Malaysia's Polling Day falls on May 9, a Wednesday.
Deputy Home Minister Nur Jazlan Mohamed said the department will be mobilising 350 officers to work during the general election, Malaysian media quoted him as saying on Sunday.
Southern Johor is linked to Singapore by the Causeway in Woodlands and the Tuas Checkpoint.
He said the officers will be deployed to both the Sultan Iskandar Customs, Immigration and Quarantine (CIQ) complex at the Causeway and the Sultan Abu Bakar CIQ complex on the Tuas side.
"We do expect congestion as it is something that we are still working on, especially during special occasions and festivities, as traffic volumes might increase during this period," said Datuk Seri Nur Jazlan, as reported by Bernama news agency.
He said traffic congestion along both checkpoints is normal and does not happen only on Polling Day.
"I must stress here that the traffic congestion at both CIQs are not due to our immigration workforce not carrying out their duty, but due to the fact that vehicle volume entering Johor is extremely high," he added.
"Let us put it this way: If all counters are open, would it help to ease congestion? Sure, it might speed up the process but it would definitely not resolve the congestion that may extend to the highway later."

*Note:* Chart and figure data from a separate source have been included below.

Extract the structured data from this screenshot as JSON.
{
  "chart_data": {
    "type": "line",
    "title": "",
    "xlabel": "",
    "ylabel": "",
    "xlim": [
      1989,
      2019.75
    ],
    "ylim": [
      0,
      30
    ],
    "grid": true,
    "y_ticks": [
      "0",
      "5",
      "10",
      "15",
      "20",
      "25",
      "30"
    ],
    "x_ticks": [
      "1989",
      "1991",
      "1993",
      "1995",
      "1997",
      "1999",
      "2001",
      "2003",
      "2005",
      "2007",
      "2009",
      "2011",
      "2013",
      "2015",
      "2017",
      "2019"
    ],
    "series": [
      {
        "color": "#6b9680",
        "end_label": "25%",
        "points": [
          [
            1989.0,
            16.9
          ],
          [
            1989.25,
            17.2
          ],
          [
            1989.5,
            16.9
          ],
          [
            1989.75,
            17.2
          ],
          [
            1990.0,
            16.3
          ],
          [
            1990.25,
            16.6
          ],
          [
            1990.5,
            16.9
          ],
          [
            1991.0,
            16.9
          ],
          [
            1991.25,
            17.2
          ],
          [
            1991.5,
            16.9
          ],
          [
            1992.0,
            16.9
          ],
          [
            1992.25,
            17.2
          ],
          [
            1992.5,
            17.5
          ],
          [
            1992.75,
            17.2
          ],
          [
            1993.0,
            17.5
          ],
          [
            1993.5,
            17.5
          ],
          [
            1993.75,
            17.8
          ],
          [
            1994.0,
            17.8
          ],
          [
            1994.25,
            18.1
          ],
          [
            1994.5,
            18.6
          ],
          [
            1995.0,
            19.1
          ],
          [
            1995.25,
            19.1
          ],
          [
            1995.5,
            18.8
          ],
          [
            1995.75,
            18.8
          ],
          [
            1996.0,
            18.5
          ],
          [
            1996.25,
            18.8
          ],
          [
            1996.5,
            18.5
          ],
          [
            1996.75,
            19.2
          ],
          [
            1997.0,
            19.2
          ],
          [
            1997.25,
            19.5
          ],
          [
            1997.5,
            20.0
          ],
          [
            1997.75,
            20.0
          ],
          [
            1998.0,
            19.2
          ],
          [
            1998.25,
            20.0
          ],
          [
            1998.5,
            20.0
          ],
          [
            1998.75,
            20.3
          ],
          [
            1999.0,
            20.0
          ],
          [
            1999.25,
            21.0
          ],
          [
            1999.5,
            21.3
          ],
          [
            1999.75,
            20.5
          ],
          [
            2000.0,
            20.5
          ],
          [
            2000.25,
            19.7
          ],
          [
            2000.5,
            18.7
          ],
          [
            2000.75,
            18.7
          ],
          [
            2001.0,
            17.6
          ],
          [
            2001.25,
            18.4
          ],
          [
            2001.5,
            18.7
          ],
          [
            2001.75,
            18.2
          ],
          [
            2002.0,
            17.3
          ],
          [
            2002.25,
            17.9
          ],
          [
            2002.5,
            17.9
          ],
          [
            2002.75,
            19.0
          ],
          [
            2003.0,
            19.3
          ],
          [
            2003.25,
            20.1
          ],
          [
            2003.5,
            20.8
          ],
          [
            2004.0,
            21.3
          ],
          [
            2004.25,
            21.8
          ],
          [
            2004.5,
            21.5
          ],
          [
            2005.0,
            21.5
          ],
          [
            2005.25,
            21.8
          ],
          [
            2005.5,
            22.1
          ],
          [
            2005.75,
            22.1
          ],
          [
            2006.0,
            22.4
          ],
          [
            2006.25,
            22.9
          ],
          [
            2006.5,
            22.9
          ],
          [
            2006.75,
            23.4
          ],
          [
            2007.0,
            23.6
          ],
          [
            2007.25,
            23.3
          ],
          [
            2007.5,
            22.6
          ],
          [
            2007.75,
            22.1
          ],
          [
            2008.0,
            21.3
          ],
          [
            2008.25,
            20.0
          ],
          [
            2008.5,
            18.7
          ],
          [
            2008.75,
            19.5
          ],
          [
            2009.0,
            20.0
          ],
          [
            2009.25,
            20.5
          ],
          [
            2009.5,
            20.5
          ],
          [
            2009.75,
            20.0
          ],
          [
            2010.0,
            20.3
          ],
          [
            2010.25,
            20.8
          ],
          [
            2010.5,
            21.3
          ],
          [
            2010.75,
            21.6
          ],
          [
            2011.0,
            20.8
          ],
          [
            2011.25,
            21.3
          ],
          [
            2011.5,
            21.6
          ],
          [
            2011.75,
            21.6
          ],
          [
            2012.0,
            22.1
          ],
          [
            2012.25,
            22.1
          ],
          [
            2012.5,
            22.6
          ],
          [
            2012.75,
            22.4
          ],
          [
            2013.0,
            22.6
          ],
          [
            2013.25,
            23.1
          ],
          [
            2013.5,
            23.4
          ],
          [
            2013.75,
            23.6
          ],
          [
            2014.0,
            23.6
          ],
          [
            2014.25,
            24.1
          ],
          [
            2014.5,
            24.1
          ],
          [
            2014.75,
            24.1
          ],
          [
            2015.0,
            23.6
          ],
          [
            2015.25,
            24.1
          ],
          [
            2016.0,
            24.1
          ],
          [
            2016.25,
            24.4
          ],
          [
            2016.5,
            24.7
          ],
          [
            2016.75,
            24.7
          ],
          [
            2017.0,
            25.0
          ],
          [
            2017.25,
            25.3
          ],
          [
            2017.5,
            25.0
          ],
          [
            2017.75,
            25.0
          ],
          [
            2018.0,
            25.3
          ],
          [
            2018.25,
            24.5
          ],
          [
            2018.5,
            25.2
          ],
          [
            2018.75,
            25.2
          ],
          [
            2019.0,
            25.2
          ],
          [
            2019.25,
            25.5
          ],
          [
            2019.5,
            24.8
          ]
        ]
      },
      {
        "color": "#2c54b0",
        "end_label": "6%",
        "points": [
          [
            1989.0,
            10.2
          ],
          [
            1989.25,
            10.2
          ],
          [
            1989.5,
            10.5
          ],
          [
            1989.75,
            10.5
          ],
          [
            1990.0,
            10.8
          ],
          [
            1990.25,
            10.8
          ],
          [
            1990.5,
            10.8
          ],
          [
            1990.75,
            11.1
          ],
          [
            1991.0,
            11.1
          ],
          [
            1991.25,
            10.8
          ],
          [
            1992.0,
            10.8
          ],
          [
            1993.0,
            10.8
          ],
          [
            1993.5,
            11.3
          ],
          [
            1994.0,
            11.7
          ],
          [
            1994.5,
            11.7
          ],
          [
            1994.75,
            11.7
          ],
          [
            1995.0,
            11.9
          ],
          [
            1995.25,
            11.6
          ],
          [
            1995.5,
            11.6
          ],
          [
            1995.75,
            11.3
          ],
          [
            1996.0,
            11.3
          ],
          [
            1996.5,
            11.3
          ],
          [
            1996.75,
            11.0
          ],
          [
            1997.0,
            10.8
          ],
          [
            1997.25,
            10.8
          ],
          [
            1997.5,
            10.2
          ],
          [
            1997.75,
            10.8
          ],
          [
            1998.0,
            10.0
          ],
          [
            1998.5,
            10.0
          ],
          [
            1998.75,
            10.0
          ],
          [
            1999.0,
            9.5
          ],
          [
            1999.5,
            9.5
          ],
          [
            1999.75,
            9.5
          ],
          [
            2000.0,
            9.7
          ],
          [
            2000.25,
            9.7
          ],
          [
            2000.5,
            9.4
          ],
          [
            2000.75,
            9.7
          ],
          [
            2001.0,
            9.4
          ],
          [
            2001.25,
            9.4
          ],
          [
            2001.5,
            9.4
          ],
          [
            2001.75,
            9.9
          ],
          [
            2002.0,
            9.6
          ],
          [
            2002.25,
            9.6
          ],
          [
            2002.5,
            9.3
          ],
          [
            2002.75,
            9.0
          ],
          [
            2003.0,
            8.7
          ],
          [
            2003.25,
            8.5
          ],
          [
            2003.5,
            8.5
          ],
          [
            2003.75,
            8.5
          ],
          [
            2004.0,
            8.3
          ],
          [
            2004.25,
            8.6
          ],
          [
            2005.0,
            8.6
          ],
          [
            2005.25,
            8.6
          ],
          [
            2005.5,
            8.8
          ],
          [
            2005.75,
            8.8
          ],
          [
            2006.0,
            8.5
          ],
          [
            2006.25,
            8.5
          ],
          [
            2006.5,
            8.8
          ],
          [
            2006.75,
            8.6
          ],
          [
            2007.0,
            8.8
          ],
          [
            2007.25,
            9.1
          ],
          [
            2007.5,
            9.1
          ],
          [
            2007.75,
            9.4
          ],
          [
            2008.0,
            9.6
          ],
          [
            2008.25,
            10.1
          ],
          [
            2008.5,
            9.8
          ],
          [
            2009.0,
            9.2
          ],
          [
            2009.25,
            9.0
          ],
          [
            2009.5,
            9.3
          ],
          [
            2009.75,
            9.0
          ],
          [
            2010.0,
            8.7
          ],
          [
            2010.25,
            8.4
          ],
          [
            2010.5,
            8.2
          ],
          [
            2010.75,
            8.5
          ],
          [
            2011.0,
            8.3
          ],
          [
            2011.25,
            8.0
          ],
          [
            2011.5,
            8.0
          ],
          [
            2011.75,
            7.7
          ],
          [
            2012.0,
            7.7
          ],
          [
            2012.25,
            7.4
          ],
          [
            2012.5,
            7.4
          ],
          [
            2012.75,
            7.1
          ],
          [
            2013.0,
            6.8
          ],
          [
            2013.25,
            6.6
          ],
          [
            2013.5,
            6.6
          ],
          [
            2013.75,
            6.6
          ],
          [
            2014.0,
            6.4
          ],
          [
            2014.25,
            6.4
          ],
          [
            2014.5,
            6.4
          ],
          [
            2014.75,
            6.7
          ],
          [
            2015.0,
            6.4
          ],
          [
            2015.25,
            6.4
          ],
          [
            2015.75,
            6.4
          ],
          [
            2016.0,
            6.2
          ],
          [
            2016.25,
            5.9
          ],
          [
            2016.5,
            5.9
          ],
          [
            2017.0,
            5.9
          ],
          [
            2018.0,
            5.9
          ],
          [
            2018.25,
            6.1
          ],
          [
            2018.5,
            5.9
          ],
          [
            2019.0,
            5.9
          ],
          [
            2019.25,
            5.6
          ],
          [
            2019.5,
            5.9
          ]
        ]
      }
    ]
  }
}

The Deputy Home Minister reminded Malaysians who are returning to vote to plan their trips carefully to avoid getting caught in the traffic snarl that might occur before and after Polling Day, Bernama reported.
Voting centres in Malaysia will be open from 8am to 5pm on Polling Day.
Meanwhile, Malaysia's Road Transport Department (JPJ) has dismissed as untrue a viral social media message that claimed Singapore vehicles not registered under Malaysia's vehicle entry permit (VEP) system from May 1 will be blocked from entering Peninsular Malaysia.
The claims are alarming as more than 400,000 Malaysians work in Singapore, and thousands of them are expected to drive Singapore-registered cars into Malaysia to vote. If the claims are true, then many could be turned back at the two Malaysian checkpoints in Johor.
Malaysia announced in October last year that all foreign-registered vehicles entering Malaysia will soon require a RM25 (S$8.50) VEP tag, on top of existing road charges.
The VEP tag is fitted with radio-frequency identification technology and will be integrated with a cashless payment system developed by Touch 'n Go, the operator that collects road charges.
The JPJ said on Sunday that there is no such compulsory registration being conducted as the VEP system is undergoing tests.
"The VEP is still undergoing tests and the system's stability and completeness need to be verified before full implementation.
"Therefore, we would like to stress that, at this time, vehicles from outside the country or from Singapore won't be blocked although they are not registered yet under the VEP," it said.